Herta Müller ile Andrei Codrescu'nun önsözleri ve çevirmen Suat Kemal Angı'nın girişiyle tam bir başyapıt.
Cıva gibi ağır, asit kadar yakıcı gözlemler, oyuncak bir kuşun zembereği boşalana kadar tıkır tıkır şakıyıp kanat çırpması denli şaşırtıcı betimlemeler ve akla ziyan bir şiirsellik.
Blecher için yazmak, tam bu noktada, acılı "içsel" yoğunluğun "dışsal" tezahürü olan "gözlem" ve "anımsama" noktasında başlar.
Blecher ölümünü kaydetmiştir, hem bedeninin içinden hem de varolmanın dışından.
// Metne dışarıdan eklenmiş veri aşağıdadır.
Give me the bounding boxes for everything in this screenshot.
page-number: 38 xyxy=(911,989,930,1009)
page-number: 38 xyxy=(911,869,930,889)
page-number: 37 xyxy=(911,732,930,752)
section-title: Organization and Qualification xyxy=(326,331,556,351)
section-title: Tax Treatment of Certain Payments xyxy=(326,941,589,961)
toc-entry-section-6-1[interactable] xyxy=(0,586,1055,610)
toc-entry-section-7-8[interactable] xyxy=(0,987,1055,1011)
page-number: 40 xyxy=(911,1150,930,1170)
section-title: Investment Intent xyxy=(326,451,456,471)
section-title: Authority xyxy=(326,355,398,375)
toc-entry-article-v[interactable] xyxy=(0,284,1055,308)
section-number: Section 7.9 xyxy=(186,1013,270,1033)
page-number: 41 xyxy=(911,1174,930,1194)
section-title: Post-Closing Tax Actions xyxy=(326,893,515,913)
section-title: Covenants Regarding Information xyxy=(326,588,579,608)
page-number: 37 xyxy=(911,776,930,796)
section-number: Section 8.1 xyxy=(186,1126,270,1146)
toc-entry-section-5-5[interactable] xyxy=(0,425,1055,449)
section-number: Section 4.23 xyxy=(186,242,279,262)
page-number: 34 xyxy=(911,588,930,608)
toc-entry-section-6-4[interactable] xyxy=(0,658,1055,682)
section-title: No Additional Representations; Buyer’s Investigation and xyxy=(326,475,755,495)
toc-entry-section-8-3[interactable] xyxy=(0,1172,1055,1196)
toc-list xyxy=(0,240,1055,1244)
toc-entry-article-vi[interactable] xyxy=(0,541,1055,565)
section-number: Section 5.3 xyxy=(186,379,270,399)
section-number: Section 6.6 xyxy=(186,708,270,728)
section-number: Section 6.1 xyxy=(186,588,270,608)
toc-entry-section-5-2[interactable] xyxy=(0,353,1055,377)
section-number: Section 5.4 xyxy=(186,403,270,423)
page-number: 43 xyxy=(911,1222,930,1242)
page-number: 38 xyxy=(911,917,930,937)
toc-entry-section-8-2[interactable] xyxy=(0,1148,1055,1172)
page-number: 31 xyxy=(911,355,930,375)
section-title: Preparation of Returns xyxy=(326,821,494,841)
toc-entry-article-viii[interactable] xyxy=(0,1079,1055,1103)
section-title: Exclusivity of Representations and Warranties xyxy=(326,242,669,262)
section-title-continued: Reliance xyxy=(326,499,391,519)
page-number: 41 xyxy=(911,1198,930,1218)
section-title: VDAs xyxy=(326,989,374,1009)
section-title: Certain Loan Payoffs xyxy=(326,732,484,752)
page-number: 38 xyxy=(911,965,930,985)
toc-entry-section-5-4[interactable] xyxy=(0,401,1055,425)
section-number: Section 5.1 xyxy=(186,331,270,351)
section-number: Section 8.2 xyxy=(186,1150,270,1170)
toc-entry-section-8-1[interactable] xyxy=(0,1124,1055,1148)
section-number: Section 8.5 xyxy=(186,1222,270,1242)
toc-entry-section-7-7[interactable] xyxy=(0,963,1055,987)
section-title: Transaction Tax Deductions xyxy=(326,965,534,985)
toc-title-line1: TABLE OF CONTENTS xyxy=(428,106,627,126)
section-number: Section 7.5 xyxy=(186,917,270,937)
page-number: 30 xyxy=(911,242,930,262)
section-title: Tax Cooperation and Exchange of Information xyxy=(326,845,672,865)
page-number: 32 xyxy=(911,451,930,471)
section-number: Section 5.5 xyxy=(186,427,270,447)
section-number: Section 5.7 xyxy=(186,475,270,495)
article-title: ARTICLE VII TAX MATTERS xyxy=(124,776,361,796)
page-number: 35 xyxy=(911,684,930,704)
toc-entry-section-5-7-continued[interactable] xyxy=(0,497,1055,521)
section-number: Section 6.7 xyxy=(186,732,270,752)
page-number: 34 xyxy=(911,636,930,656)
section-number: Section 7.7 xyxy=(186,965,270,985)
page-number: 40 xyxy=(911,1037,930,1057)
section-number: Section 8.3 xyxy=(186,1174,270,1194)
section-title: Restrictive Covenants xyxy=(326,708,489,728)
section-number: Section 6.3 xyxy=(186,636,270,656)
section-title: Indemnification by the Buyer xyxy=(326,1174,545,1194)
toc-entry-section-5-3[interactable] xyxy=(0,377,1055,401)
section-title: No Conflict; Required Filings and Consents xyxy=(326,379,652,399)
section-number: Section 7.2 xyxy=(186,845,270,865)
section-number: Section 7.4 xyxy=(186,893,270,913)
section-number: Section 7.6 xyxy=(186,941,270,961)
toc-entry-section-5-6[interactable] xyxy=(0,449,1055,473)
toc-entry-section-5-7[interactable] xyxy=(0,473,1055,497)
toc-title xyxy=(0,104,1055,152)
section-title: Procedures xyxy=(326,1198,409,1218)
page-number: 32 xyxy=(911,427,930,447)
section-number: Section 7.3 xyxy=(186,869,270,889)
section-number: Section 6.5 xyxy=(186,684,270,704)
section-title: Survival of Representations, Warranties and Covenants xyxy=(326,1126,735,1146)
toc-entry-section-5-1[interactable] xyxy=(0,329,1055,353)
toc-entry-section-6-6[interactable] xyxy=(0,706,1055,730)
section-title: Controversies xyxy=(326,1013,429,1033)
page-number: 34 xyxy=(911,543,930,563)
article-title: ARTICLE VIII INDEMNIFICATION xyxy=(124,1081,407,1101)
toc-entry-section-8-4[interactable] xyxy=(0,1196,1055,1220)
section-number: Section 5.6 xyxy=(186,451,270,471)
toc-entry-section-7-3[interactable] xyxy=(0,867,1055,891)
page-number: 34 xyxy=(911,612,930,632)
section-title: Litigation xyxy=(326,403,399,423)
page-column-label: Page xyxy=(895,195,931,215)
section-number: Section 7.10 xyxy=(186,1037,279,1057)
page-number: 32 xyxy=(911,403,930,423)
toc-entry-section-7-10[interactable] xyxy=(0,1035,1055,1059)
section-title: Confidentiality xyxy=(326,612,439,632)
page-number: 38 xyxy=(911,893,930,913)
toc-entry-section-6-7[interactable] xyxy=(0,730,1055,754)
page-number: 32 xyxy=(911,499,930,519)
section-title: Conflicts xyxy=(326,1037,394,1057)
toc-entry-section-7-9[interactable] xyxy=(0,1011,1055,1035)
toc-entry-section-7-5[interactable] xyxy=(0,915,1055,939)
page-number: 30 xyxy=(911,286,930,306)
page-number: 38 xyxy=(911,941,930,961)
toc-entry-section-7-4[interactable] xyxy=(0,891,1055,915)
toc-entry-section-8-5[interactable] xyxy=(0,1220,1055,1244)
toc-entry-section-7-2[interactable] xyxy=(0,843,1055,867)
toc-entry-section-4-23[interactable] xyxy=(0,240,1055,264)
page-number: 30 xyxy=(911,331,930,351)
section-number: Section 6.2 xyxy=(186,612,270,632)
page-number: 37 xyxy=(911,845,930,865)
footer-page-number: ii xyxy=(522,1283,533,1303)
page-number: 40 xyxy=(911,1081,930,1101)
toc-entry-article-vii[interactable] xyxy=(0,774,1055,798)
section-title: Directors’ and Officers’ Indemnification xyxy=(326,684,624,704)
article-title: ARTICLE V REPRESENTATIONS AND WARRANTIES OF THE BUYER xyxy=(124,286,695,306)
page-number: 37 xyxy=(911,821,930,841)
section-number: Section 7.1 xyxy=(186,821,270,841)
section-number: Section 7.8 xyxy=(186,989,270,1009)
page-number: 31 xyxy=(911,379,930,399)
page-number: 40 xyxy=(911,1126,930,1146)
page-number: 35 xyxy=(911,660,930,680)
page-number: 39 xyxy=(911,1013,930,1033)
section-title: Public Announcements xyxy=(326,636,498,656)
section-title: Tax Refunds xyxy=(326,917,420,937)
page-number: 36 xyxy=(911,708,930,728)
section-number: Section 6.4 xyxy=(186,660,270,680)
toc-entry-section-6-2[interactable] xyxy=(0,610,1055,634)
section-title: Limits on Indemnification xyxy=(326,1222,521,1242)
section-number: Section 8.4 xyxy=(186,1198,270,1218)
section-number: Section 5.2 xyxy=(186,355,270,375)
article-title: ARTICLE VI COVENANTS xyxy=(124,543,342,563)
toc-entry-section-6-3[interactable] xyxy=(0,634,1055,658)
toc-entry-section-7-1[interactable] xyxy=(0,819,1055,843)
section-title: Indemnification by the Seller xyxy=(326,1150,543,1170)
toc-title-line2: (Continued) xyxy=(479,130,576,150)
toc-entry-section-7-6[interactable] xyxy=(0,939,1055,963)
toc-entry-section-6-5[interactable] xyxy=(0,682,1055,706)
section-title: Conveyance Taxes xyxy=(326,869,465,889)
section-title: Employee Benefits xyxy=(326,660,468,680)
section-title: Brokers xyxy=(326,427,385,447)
Bu peçeyi geçirgen yapmıştır: Onun sözcükleri, görünüşte katı olan dünyayı çevreleyen geçirimsiz bir zar boyunca yolculuk eden taşıtlardır.
Yazar on beş bölüm boyunca hastalığının yaşattığı zihinsel buhranlarla iç içe olunca dünya algısını tamamen kaybeder. Artık sadece kendi beyninin algıladığı imgelerle yaşar.
Son iki bölüm çok çarpıcı ve hüzünlüydü. Ölümü bu kadar güzel anlatabilirdi.
Kesinlikle okunmalı gönülden tavsiyemdir.